Nominated for 8 Oscars including Best Picture and Best Director (with 2 wins) – this film is thought of by most as a classic. This beautifully shot black-and-white film will be even clearer and crisper now that it has been remastered. All this plus the fact that this is one of director Martin Scorsese’s (The Departed, Shutter Island) best films, which is saying a mouthful considering he is one of our most talented living directors.
Jake La Motta (Robert De Niro – Meet the Fockers, Analyze This) is a boxer with tons of psychological and sexual issues. He lets them out in the ring.

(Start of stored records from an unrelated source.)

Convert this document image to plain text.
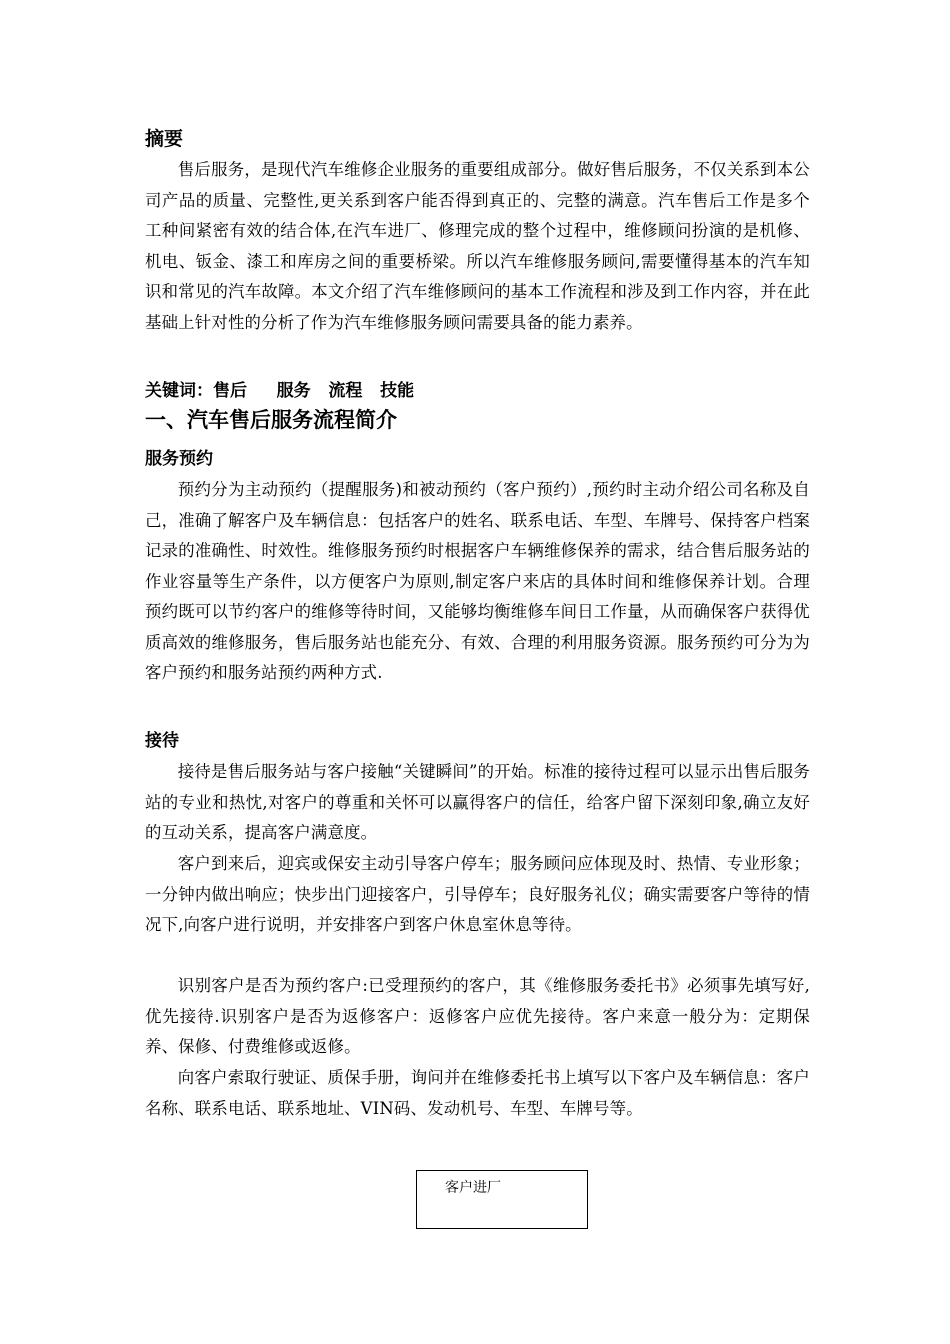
摘要

售后服务，是现代汽车维修企业服务的重要组成部分。做好售后服务，不仅关系到本公司产品的质量、完整性,更关系到客户能否得到真正的、完整的满意。汽车售后工作是多个工种间紧密有效的结合体,在汽车进厂、修理完成的整个过程中，维修顾问扮演的是机修、机电、钣金、漆工和库房之间的重要桥梁。所以汽车维修服务顾问,需要懂得基本的汽车知识和常见的汽车故障。本文介绍了汽车维修顾问的基本工作流程和涉及到工作内容，并在此基础上针对性的分析了作为汽车维修服务顾问需要具备的能力素养。

关键词：售后     服务   流程   技能
一、汽车售后服务流程简介
服务预约

预约分为主动预约（提醒服务)和被动预约（客户预约）,预约时主动介绍公司名称及自己，准确了解客户及车辆信息：包括客户的姓名、联系电话、车型、车牌号、保持客户档案记录的准确性、时效性。维修服务预约时根据客户车辆维修保养的需求，结合售后服务站的作业容量等生产条件，以方便客户为原则,制定客户来店的具体时间和维修保养计划。合理预约既可以节约客户的维修等待时间，又能够均衡维修车间日工作量，从而确保客户获得优质高效的维修服务，售后服务站也能充分、有效、合理的利用服务资源。服务预约可分为为客户预约和服务站预约两种方式.

接待

接待是售后服务站与客户接触“关键瞬间”的开始。标准的接待过程可以显示出售后服务站的专业和热忱,对客户的尊重和关怀可以赢得客户的信任，给客户留下深刻印象,确立友好的互动关系，提高客户满意度。

客户到来后，迎宾或保安主动引导客户停车；服务顾问应体现及时、热情、专业形象；一分钟内做出响应；快步出门迎接客户，引导停车；良好服务礼仪；确实需要客户等待的情况下,向客户进行说明，并安排客户到客户休息室休息等待。

识别客户是否为预约客户:已受理预约的客户，其《维修服务委托书》必须事先填写好,优先接待.识别客户是否为返修客户：返修客户应优先接待。客户来意一般分为：定期保养、保修、付费维修或返修。

向客户索取行驶证、质保手册，询问并在维修委托书上填写以下客户及车辆信息：客户名称、联系电话、联系地址、VIN码、发动机号、车型、车牌号等。

客户进厂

La Motta is a middleweight boxer who has a career that is on its way up at the same time his personal life is going down the toilet. He destroys himself and those around him due to his temper. He gets involved with criminals, begins to through fights, beats his wife (Cathy Moriarty – The Bounty Hunter, Analyze That), and even attacks his own brother (Joe Pesci – Goodfellas, My Cousin Vinny). La Motta wrecks his career, gains weight, and ends up a lousy stand up comedian.
De Niro is a great actor. Even though in this film he is playing a rather despicable character he gets you to sympathize with him while he is doing horrible things. Quite a feat. De Niro was totally dedicated to his character. He gained 60 pounds to play the boxer. The physical transformation he underwent is on a par with any in film history. Joe Pesci is also wonderful as La Motta’s younger brother. He also underwent a physical transformation as he lost weight for the role. The close relationship between the brothers elevates the film from a film about boxing to a film about human beings.

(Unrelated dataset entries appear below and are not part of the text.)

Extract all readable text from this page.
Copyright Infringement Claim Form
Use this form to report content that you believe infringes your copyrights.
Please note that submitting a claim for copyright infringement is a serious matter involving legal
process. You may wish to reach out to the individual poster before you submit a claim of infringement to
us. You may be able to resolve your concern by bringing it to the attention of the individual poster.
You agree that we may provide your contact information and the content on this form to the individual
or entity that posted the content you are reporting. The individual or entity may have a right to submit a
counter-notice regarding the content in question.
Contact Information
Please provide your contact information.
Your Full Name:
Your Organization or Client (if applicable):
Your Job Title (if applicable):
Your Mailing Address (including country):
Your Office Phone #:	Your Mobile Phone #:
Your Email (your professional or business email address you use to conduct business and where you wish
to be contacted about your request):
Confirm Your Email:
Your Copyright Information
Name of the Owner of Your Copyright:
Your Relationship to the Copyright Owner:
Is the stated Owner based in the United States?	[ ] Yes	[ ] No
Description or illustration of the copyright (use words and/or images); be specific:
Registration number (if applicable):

Often compared to “Rocky”, the comparison is unfair. Based on a true story, “Raging Bull” is a deeper, more complexly human film. This is a raw film rather than inspiring. The two films do deal with boxing of a certain calibre, but a comparison is unfair.
Besides being one of Scorsese’s strongest films, “Raging Bull” often finds itself on lists of the best films of the 1980’s. The acting is impeccable, the directing is bang on, the black and white film is visually arresting, the story is engaging, and the fight scenes are realistic enough that they will have you covering your eyes on occasion. Definitely not your average boxing film.